Sympy direction of rotation matrices

Question

I wonder why rotation matrices in sympy do not conform right hand rule:

import sympy as sym
print(sym.rot_axis3(sym.Symbol('q')))

produces output:

[[ cos(q), sin(q), 0],
 [-sin(q), cos(q), 0],
 [0,       0,      1]]

Which comparing to right hand rotation:

[[cos(q), -sin(q), 0],
 [sin(q), cos(q), 0],
 [0,      0,      1]]

rotates vector in the opposite direction. This had taken me a few hours of searching for mistakes in my equations before I realized the problem.

Same is true for rot_axis2 and rot_axis1.

Answer 1

In R^3, coordinate system rotations of the x-, y-, and z-axes in a counterclockwise direction when looking towards the origin give the matrices.

(Goldstein 1980, pp. 146-147 and 608; Arfken 1985, pp. 199-200)
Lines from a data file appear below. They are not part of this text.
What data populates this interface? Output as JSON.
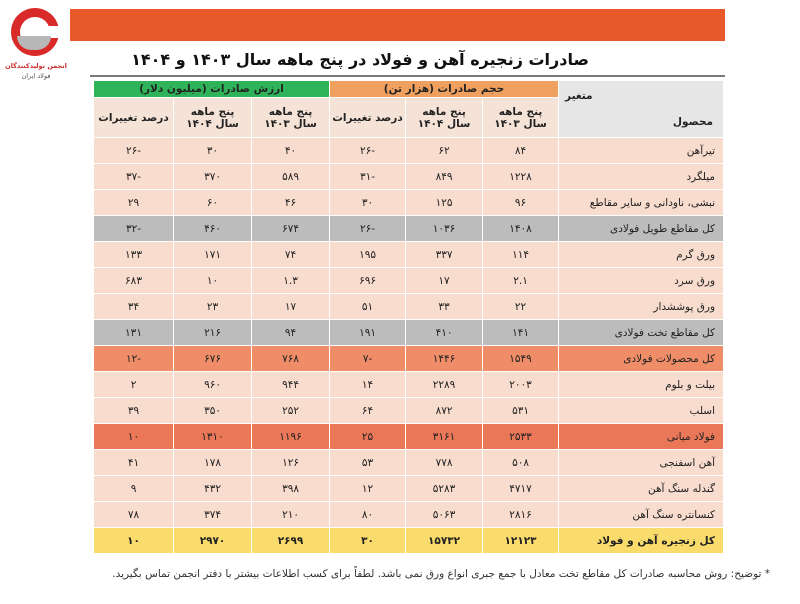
{
  "logo": {
    "line1": "انجمن تولیدکنندگان",
    "line2": "فولاد ایران"
  },
  "title": "صادرات زنجیره آهن و فولاد در پنج ماهه سال ۱۴۰۳ و ۱۴۰۴",
  "header": {
    "variable": "متغیر",
    "product": "محصول",
    "volume_group": "حجم صادرات (هزار تن)",
    "value_group": "ارزش صادرات (میلیون دلار)",
    "col_1403": [
      "پنج ماهه",
      "سال ۱۴۰۳"
    ],
    "col_1404": [
      "پنج ماهه",
      "سال ۱۴۰۴"
    ],
    "change": "درصد تغییرات"
  },
  "rows": [
    {
      "product": "تیرآهن",
      "v1403": "۸۴",
      "v1404": "۶۲",
      "vchg": "-۲۶",
      "p1403": "۴۰",
      "p1404": "۳۰",
      "pchg": "-۲۶",
      "style": "light"
    },
    {
      "product": "میلگرد",
      "v1403": "۱۲۲۸",
      "v1404": "۸۴۹",
      "vchg": "-۳۱",
      "p1403": "۵۸۹",
      "p1404": "۳۷۰",
      "pchg": "-۳۷",
      "style": "light"
    },
    {
      "product": "نبشی، ناودانی و سایر مقاطع",
      "v1403": "۹۶",
      "v1404": "۱۲۵",
      "vchg": "۳۰",
      "p1403": "۴۶",
      "p1404": "۶۰",
      "pchg": "۲۹",
      "style": "light"
    },
    {
      "product": "کل مقاطع طویل فولادی",
      "v1403": "۱۴۰۸",
      "v1404": "۱۰۳۶",
      "vchg": "-۲۶",
      "p1403": "۶۷۴",
      "p1404": "۴۶۰",
      "pchg": "-۳۲",
      "style": "gray"
    },
    {
      "product": "ورق گرم",
      "v1403": "۱۱۴",
      "v1404": "۳۳۷",
      "vchg": "۱۹۵",
      "p1403": "۷۴",
      "p1404": "۱۷۱",
      "pchg": "۱۳۳",
      "style": "light"
    },
    {
      "product": "ورق سرد",
      "v1403": "۲.۱",
      "v1404": "۱۷",
      "vchg": "۶۹۶",
      "p1403": "۱.۳",
      "p1404": "۱۰",
      "pchg": "۶۸۳",
      "style": "light"
    },
    {
      "product": "ورق پوششدار",
      "v1403": "۲۲",
      "v1404": "۳۳",
      "vchg": "۵۱",
      "p1403": "۱۷",
      "p1404": "۲۳",
      "pchg": "۳۴",
      "style": "light"
    },
    {
      "product": "کل مقاطع تخت فولادی",
      "v1403": "۱۴۱",
      "v1404": "۴۱۰",
      "vchg": "۱۹۱",
      "p1403": "۹۴",
      "p1404": "۲۱۶",
      "pchg": "۱۳۱",
      "style": "gray"
    },
    {
      "product": "کل محصولات فولادی",
      "v1403": "۱۵۴۹",
      "v1404": "۱۴۴۶",
      "vchg": "-۷",
      "p1403": "۷۶۸",
      "p1404": "۶۷۶",
      "pchg": "-۱۲",
      "style": "orange"
    },
    {
      "product": "بیلت و بلوم",
      "v1403": "۲۰۰۳",
      "v1404": "۲۲۸۹",
      "vchg": "۱۴",
      "p1403": "۹۴۴",
      "p1404": "۹۶۰",
      "pchg": "۲",
      "style": "light"
    },
    {
      "product": "اسلب",
      "v1403": "۵۳۱",
      "v1404": "۸۷۲",
      "vchg": "۶۴",
      "p1403": "۲۵۲",
      "p1404": "۳۵۰",
      "pchg": "۳۹",
      "style": "light"
    },
    {
      "product": "فولاد میانی",
      "v1403": "۲۵۳۳",
      "v1404": "۳۱۶۱",
      "vchg": "۲۵",
      "p1403": "۱۱۹۶",
      "p1404": "۱۳۱۰",
      "pchg": "۱۰",
      "style": "deep"
    },
    {
      "product": "آهن اسفنجی",
      "v1403": "۵۰۸",
      "v1404": "۷۷۸",
      "vchg": "۵۳",
      "p1403": "۱۲۶",
      "p1404": "۱۷۸",
      "pchg": "۴۱",
      "style": "light"
    },
    {
      "product": "گندله سنگ آهن",
      "v1403": "۴۷۱۷",
      "v1404": "۵۲۸۳",
      "vchg": "۱۲",
      "p1403": "۳۹۸",
      "p1404": "۴۳۲",
      "pchg": "۹",
      "style": "light"
    },
    {
      "product": "کنسانتره سنگ آهن",
      "v1403": "۲۸۱۶",
      "v1404": "۵۰۶۳",
      "vchg": "۸۰",
      "p1403": "۲۱۰",
      "p1404": "۳۷۴",
      "pchg": "۷۸",
      "style": "light"
    },
    {
      "product": "کل زنجیره آهن و فولاد",
      "v1403": "۱۲۱۲۳",
      "v1404": "۱۵۷۳۲",
      "vchg": "۳۰",
      "p1403": "۲۶۹۹",
      "p1404": "۲۹۷۰",
      "pchg": "۱۰",
      "style": "yellow"
    }
  ],
  "note": "* توضیح: روش محاسبه صادرات کل مقاطع تخت معادل با جمع جبری انواع ورق نمی باشد. لطفاً برای کسب اطلاعات بیشتر با دفتر انجمن تماس بگیرید."
}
Also if you check the sympy documentation:

def rot_axis3(theta):
    """Returns a rotation matrix for a rotation of theta (in radians) about
    the 3-axis.
    [...]
    """
    ct = cos(theta)
    st = sin(theta)
    lil = ((ct, st, 0),
           (-st, ct, 0),
           (0, 0, 1))
    return Matrix(lil)